Böylesi önemli bir tarihsel dönemde gerçekleştirdiğimiz bu genel kurulumuzda yapılan her konuşma, alınan her karar, topluma vereceğimiz her mesaj tarihi öneme sahiptir.

Genel kurulumuzun, bu tarihsel sorumluluğa yakışır biçimde geçeceğine, burada yürütülen tartışmaların eşitlik, özgürlük ve demokrasi mücadelesi açısından yol gösterici olacağına inancım tamdır.

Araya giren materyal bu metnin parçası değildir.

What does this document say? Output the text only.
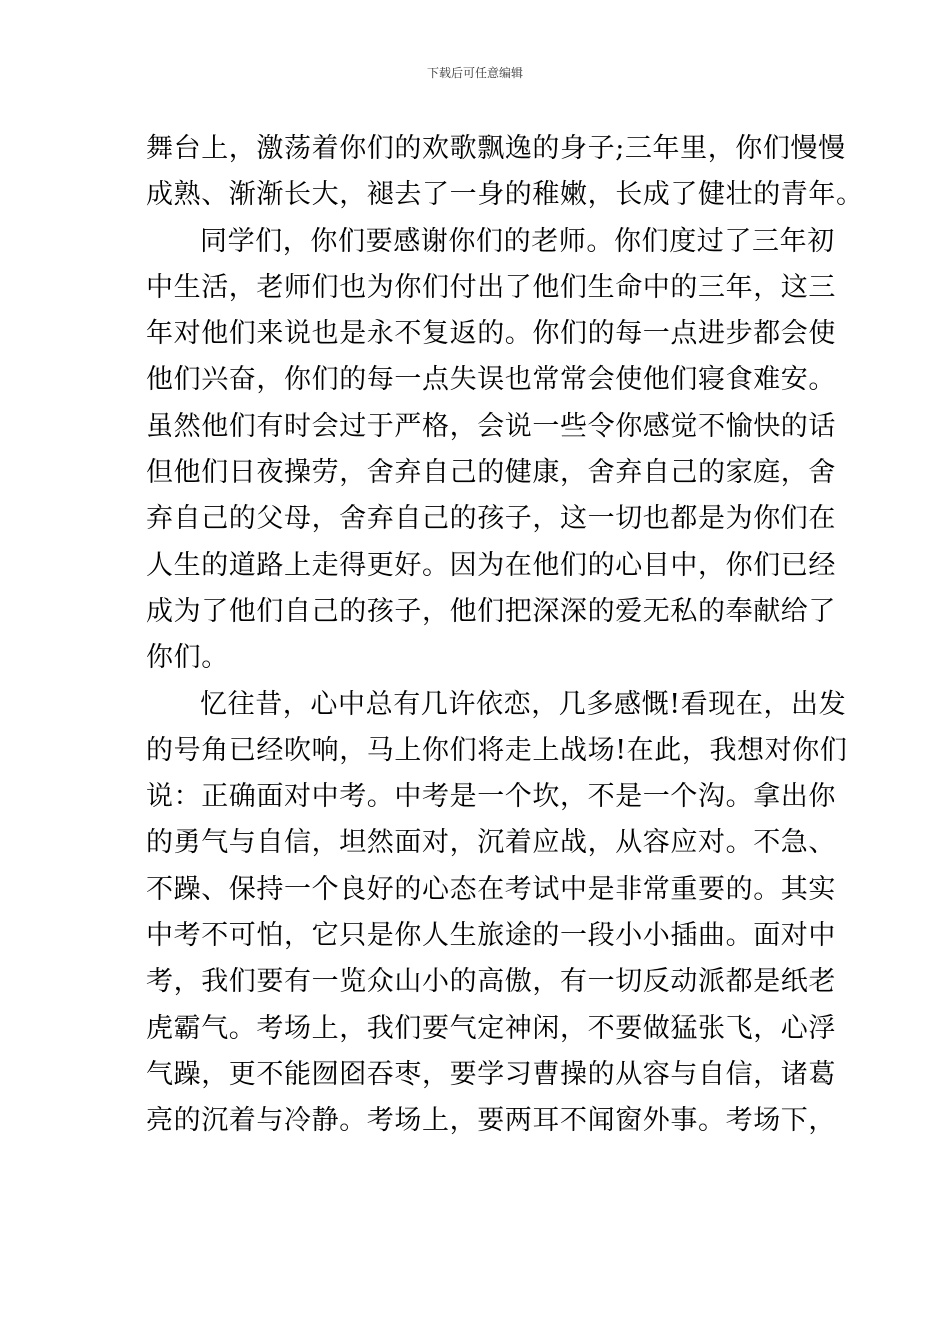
下载后可任意编辑
舞台上，激荡着你们的欢歌飘逸的身子;三年里，你们慢慢
成熟、渐渐长大，褪去了一身的稚嫩，长成了健壮的青年。
同学们，你们要感谢你们的老师。你们度过了三年初
中生活，老师们也为你们付出了他们生命中的三年，这三
年对他们来说也是永不复返的。你们的每一点进步都会使
他们兴奋，你们的每一点失误也常常会使他们寝食难安。
虽然他们有时会过于严格，会说一些令你感觉不愉快的话
但他们日夜操劳，舍弃自己的健康，舍弃自己的家庭，舍
弃自己的父母，舍弃自己的孩子，这一切也都是为你们在
人生的道路上走得更好。因为在他们的心目中，你们已经
成为了他们自己的孩子，他们把深深的爱无私的奉献给了
你们。
忆往昔，心中总有几许依恋，几多感慨!看现在，出发
的号角已经吹响，马上你们将走上战场!在此，我想对你们
说：正确面对中考。中考是一个坎，不是一个沟。拿出你
的勇气与自信，坦然面对，沉着应战，从容应对。不急、
不躁、保持一个良好的心态在考试中是非常重要的。其实
中考不可怕，它只是你人生旅途的一段小小插曲。面对中
考，我们要有一览众山小的高傲，有一切反动派都是纸老
虎霸气。考场上，我们要气定神闲，不要做猛张飞，心浮
气躁，更不能囫囵吞枣，要学习曹操的从容与自信，诸葛
亮的沉着与冷静。考场上，要两耳不闻窗外事。考场下，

Çünkü bizler, faşizme, gericiliğe ve baskılara karşı nasıl mücadele edilmesi gerektiği konusunda en deneyimli, en birikimli örgütlerden birisiyiz.

Çünkü bizler, teknik elemanların mücadelesini toplumsal mücadelenin temel dinamiklerinden birisi haline getiren Teoman Öztürk’lerin, Harun Karadeniz’lerin, Zeki Erginbay’ların, Akın Özdemir’lerin yol arkadaşlarıyız.

TMMOB’nin mücadele geleneğini yaratanları, yaşatanları bir kez daha sevgi, saygı ve özlemle anıyorum.

Değerli arkadaşlar,

Yönetim kurulu olarak sorumluluk aldığımız geçtiğimiz iki yıllık dönemde, çok çarpıcı siyasal ve toplumsal olaylar yaşandı.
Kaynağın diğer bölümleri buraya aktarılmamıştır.